Concussions ended Ben Utecht's career in professional football, sending him home after four seasons as a tight end with the NFL and four as a Minnesota Golden Gopher. In his memoir, "Counting the Days While My Mind Slips Away" (written with Mark Tabb), Utecht writes about growing up in Minnesota, playing for the U, being signed by the Indianapolis Colts, earning a Super Bowl ring in 2006, moving over to the Cincinnati Bengals.

Utecht is a preacher's son, and his is a sincere and sentimental book. He proposed to his future wife by burying a ring in a cup of rose petals. They remained abstinent until their wedding night. He wept when his wife told him she was pregnant. He's a total sap when it comes to his four daughters.

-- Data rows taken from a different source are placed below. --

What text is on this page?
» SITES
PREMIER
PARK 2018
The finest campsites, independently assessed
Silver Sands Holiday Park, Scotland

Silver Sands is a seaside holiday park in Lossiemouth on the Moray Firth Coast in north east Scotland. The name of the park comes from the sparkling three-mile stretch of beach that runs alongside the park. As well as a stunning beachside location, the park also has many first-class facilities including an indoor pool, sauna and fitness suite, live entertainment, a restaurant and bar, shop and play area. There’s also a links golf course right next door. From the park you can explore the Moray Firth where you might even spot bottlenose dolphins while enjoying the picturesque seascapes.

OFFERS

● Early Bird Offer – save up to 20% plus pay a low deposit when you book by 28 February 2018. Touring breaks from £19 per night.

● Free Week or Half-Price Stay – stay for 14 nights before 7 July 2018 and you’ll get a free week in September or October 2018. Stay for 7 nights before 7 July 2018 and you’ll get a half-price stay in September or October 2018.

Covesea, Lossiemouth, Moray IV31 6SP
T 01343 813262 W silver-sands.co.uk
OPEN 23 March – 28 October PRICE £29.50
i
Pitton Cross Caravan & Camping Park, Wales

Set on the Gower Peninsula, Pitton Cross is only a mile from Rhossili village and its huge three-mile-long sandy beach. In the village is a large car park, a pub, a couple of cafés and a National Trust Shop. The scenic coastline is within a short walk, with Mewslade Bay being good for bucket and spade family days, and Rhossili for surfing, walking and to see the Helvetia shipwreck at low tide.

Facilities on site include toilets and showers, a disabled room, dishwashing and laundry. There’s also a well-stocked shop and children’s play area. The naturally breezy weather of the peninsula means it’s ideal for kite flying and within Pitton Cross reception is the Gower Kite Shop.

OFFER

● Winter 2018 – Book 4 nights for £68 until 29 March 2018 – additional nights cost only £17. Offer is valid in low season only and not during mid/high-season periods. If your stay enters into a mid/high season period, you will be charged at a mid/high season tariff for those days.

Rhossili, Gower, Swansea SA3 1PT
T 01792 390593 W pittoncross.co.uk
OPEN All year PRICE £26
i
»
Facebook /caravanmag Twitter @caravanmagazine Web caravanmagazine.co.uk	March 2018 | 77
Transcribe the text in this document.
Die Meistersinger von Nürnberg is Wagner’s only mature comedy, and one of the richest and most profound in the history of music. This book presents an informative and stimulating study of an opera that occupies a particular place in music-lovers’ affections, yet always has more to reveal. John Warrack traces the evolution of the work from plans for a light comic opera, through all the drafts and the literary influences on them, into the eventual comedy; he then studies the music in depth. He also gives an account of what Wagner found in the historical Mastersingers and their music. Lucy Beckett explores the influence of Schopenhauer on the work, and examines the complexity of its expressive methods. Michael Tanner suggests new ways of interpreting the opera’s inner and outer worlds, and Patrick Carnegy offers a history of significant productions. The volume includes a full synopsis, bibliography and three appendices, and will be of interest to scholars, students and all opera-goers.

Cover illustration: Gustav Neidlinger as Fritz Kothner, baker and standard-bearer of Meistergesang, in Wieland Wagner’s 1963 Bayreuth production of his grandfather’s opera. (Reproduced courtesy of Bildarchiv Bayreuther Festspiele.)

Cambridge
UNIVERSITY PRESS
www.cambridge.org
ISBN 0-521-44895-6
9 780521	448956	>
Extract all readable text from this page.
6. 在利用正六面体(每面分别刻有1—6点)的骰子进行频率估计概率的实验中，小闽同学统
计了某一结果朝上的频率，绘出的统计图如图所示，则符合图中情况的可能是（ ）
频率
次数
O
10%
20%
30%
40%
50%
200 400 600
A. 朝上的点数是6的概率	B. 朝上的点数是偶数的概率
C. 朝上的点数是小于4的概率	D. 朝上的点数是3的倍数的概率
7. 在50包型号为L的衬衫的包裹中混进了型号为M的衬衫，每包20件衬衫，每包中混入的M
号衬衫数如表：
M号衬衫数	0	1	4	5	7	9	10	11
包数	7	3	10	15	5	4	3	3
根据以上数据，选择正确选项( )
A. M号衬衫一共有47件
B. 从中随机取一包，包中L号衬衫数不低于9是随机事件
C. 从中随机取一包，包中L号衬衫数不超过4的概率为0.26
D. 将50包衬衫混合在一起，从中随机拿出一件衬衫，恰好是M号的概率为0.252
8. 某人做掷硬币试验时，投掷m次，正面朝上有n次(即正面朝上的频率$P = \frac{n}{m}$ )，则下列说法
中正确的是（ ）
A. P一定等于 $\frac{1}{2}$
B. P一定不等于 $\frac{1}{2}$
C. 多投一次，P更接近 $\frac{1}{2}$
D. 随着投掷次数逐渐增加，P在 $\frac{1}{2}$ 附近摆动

But the meat of the book is the brutal concussions he suffered while playing the game, and their long-term effects. "From out of nowhere the other safety came flying in … and targeted my head, spearing me in the helmet with his helmet. My head violently snapped to the side … I thought I had broken my neck," he writes. "I blacked out."

A blow he took in August 2009 during Bengals training camp (a blow that aired on the HBO show "Hard Knocks") ended his career. The linebacker's helmet "came up under my facemask and hit me on the chin like a Muhammad Ali uppercut." Utecht was strapped to a backboard and sent off in an ambulance; he never played again.

Utecht is not a great writer and this is not a deep book, but he's passionate about the perils of football. He has served as a spokesman for the American Academy of Neurology and has testified before Congress about concussion issues. His book will give you pause the next time you sit down to watch a game.

Utecht will sign books at 5 p.m. Sept. 10 at the Mall of America.